Displaying list gives numbers (reference address?) not names

I thought I was doing something simple, but ran into a problem I have never seen before. If I do not pre-populate a list, the list appears to hold references to a noun rather than the noun itself (I have probably totally mis-diagnosed that, but…). My question is am I doing something wrong or is this a real issue?

The snippet below demonstrates the issue.
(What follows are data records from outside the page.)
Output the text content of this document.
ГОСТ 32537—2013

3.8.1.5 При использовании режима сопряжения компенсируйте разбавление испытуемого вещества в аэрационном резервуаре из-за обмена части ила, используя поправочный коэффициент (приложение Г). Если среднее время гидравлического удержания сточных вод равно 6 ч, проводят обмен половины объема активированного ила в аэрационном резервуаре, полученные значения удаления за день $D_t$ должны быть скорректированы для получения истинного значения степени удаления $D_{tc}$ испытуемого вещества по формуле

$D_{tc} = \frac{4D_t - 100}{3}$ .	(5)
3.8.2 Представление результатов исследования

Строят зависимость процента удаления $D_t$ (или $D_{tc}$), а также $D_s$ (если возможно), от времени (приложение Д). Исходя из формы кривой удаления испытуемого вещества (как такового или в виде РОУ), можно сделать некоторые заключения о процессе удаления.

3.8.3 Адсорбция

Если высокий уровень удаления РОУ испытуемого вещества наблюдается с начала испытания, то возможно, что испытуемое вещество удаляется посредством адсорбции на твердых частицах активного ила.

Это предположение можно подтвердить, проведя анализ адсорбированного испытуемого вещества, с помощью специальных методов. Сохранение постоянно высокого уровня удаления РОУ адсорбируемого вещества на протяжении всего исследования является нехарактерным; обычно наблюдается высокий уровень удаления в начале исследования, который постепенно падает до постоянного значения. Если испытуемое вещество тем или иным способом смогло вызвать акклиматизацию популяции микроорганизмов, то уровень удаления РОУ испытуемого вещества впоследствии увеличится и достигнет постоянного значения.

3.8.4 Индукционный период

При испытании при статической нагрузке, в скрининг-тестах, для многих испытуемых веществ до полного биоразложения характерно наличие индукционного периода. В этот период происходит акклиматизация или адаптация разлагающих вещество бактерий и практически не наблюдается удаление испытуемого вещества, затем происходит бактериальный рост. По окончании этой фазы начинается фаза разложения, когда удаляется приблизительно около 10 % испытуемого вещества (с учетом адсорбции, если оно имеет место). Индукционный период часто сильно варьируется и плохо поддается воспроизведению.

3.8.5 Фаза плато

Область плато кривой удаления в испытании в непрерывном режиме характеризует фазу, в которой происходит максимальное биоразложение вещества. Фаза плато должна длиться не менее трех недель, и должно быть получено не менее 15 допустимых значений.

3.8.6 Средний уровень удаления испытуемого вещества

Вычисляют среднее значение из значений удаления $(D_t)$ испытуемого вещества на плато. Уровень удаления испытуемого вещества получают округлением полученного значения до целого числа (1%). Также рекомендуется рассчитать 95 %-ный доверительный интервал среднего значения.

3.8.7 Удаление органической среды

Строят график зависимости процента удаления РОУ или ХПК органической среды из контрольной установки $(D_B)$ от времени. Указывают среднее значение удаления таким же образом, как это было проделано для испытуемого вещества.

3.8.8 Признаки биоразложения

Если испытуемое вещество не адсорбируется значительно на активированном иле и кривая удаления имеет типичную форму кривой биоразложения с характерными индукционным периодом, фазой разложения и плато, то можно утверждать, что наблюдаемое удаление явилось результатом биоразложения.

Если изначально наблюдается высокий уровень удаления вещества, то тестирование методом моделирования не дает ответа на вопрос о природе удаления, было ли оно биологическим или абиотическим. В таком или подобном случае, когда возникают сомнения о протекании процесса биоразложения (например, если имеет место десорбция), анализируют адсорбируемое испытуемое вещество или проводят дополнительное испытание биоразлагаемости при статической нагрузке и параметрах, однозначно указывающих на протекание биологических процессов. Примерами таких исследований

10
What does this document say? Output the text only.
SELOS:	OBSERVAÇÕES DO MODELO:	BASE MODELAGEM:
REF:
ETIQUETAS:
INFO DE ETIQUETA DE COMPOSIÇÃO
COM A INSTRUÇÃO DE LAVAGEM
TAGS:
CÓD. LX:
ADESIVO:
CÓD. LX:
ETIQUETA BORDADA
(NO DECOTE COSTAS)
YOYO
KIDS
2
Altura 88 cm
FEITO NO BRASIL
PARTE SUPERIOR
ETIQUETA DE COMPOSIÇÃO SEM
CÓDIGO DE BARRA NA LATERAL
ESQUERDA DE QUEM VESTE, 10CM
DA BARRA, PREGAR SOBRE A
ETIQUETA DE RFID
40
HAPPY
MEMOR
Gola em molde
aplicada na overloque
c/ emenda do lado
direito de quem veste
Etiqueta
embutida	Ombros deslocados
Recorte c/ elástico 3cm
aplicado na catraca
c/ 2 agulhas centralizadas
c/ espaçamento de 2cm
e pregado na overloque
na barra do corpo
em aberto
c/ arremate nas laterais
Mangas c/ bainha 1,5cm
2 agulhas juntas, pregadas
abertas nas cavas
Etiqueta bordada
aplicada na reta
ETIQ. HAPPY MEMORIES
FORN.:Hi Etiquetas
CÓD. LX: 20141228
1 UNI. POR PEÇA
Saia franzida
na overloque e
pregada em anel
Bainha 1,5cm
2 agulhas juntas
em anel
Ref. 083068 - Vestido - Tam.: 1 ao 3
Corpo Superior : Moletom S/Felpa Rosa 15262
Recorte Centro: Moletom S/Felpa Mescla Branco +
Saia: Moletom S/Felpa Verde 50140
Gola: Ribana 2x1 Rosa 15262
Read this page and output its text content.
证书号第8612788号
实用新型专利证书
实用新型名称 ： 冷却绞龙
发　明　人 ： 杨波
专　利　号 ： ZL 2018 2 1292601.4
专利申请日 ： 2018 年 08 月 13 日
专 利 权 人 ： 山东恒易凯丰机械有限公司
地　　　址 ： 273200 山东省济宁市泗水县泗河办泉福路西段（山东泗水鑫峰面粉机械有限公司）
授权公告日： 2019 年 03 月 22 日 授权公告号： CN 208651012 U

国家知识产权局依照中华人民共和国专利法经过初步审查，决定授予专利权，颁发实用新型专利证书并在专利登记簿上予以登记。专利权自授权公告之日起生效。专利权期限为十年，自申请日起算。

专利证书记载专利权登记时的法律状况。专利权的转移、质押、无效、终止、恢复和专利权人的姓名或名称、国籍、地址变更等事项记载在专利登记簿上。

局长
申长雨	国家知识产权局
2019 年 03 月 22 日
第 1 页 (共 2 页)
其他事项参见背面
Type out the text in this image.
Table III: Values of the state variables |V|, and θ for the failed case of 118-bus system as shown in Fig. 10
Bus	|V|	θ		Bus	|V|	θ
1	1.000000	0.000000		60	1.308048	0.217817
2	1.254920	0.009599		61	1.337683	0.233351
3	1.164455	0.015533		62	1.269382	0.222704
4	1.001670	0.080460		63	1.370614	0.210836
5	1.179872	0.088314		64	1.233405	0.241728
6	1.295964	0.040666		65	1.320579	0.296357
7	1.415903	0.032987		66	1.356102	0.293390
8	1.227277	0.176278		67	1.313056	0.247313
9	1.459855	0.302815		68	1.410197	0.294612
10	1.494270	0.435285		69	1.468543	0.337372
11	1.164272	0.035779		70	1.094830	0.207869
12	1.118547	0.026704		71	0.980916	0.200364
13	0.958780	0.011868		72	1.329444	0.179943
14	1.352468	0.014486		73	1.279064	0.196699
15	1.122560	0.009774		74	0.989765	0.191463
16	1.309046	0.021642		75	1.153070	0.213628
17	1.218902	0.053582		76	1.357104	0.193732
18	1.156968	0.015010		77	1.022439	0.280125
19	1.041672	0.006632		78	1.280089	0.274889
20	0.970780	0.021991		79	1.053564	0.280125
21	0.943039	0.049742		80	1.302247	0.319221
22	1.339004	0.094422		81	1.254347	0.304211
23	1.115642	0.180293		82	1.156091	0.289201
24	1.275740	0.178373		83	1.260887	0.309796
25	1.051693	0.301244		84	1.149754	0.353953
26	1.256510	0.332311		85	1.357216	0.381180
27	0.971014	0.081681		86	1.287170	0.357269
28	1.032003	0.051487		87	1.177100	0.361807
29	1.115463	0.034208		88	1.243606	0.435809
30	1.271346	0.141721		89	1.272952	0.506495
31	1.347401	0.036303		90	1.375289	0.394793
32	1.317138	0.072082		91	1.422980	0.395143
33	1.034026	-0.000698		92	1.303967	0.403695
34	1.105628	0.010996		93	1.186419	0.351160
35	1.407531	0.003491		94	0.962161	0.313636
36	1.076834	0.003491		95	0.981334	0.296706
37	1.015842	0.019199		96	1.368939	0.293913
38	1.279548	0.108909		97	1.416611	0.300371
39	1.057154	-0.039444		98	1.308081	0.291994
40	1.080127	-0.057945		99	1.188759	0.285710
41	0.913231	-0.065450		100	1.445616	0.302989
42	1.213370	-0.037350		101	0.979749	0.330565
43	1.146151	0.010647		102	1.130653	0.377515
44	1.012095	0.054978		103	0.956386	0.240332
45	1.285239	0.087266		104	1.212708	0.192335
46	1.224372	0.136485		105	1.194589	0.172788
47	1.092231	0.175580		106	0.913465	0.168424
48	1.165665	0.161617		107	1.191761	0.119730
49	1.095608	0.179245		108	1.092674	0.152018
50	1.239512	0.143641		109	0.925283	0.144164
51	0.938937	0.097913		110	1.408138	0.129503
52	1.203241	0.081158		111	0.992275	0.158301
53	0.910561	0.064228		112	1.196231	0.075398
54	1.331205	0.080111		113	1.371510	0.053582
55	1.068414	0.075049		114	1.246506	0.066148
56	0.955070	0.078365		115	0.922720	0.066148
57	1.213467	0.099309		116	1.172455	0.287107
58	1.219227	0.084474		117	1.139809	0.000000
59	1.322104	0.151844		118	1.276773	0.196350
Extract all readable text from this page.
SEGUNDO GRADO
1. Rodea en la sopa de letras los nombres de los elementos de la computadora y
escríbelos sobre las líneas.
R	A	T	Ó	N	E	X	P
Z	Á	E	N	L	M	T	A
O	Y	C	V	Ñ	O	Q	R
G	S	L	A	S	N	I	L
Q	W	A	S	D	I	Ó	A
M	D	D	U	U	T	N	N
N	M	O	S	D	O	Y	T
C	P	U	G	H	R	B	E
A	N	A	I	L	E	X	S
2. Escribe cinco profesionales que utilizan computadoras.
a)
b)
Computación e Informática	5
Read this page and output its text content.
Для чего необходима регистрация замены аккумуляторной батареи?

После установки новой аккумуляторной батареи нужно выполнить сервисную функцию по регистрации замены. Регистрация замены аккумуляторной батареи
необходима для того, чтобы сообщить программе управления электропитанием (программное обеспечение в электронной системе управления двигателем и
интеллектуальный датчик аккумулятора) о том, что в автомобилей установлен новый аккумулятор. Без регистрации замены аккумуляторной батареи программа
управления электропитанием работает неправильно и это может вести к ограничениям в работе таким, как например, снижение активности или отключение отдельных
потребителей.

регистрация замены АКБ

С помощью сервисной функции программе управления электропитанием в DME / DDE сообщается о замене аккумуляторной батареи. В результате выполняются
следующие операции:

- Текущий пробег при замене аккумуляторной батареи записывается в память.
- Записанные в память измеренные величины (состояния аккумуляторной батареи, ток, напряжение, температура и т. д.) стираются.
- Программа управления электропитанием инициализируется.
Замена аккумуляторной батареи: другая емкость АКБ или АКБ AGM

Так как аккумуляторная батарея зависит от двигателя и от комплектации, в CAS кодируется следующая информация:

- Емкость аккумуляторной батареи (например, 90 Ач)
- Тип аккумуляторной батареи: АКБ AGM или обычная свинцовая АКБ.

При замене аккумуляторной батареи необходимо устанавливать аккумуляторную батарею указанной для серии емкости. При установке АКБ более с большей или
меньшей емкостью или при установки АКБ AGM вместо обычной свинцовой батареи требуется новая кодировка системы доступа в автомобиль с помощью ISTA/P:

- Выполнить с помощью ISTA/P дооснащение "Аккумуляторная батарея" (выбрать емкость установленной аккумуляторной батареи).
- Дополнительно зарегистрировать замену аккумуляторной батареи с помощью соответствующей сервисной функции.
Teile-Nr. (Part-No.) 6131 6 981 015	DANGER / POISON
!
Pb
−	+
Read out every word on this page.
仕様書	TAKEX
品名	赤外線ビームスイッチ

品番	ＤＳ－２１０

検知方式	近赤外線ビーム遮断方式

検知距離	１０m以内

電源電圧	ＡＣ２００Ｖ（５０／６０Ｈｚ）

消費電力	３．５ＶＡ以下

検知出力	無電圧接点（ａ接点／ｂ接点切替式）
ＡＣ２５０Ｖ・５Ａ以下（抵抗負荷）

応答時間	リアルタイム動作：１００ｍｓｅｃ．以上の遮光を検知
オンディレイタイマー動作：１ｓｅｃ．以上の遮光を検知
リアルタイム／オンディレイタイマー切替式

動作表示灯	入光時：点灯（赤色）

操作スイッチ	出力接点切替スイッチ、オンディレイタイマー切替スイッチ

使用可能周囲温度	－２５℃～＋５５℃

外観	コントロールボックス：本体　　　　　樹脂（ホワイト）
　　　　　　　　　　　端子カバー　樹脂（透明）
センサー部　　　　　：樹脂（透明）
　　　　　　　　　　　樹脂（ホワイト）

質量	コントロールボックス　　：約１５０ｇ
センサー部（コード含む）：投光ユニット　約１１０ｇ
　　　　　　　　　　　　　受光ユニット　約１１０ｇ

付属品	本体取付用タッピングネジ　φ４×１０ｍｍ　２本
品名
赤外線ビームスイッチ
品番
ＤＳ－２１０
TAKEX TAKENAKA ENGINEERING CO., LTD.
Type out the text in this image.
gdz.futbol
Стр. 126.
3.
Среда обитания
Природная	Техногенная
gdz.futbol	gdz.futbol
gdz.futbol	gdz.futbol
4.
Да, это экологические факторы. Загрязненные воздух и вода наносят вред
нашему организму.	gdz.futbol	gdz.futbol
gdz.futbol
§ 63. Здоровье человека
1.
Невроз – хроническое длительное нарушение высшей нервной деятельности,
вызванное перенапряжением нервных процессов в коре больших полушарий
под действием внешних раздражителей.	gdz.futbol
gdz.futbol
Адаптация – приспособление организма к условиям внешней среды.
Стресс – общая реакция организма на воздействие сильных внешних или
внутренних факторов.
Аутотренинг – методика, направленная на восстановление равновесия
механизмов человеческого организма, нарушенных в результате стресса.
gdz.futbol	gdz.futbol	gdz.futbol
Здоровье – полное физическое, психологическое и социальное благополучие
[code]The player has a list of things called theListFail.
theListFail of player is usually {}.
The player has a list of things called theListSuccess.
theListSuccess of player is usually {}.

understand “tweet [something]” as tweeting.
tweeting is an action applying to one thing.
carry out tweeting:
add noun to theListFail of the player;
say “[theListFail of player] tweeted (listing fails).”;
add noun to theListSuccess of the player;
say “[theListSuccess of player] tweeted (listing succeeds).”;

Hall is a room.

hat is a thing. hat is in Hall.
coat is a thing. coat is in Hall.

[this makes it work]
theListSuccess of the player is {hat}.
when play begins:
now theListSuccess of the player is {}.

test me with “tweet hat / tweet coat”[/code]

Output

Hall
You can see hat and coat here.

test me
(Testing.)

[1] tweet hat
582607 tweeted (listing fails).
hat tweeted (listing succeeds).

[2] tweet coat
582607 and 582639 tweeted (listing fails).
hat and coat tweeted (listing succeeds).

This is a real bug. You can work around it by copying the list to a temporary value before printing it; the temporary list will have the right type.

carry out tweeting:
	add noun to theListFail of the player;	
	let L be theListFail of the player;
	say "[L] tweeted (listing fails).";

The problem also goes away if you don’t explicitly define the initial values as {}. (The initial value of a list is {} by default, so you don’t have to say that.)

Thank you! Not initializing is my preferred solution in this case.

Thanks for confirming that, zarf. Is it already in Mantis? If it isn’t, Emily seems to think it merits being there.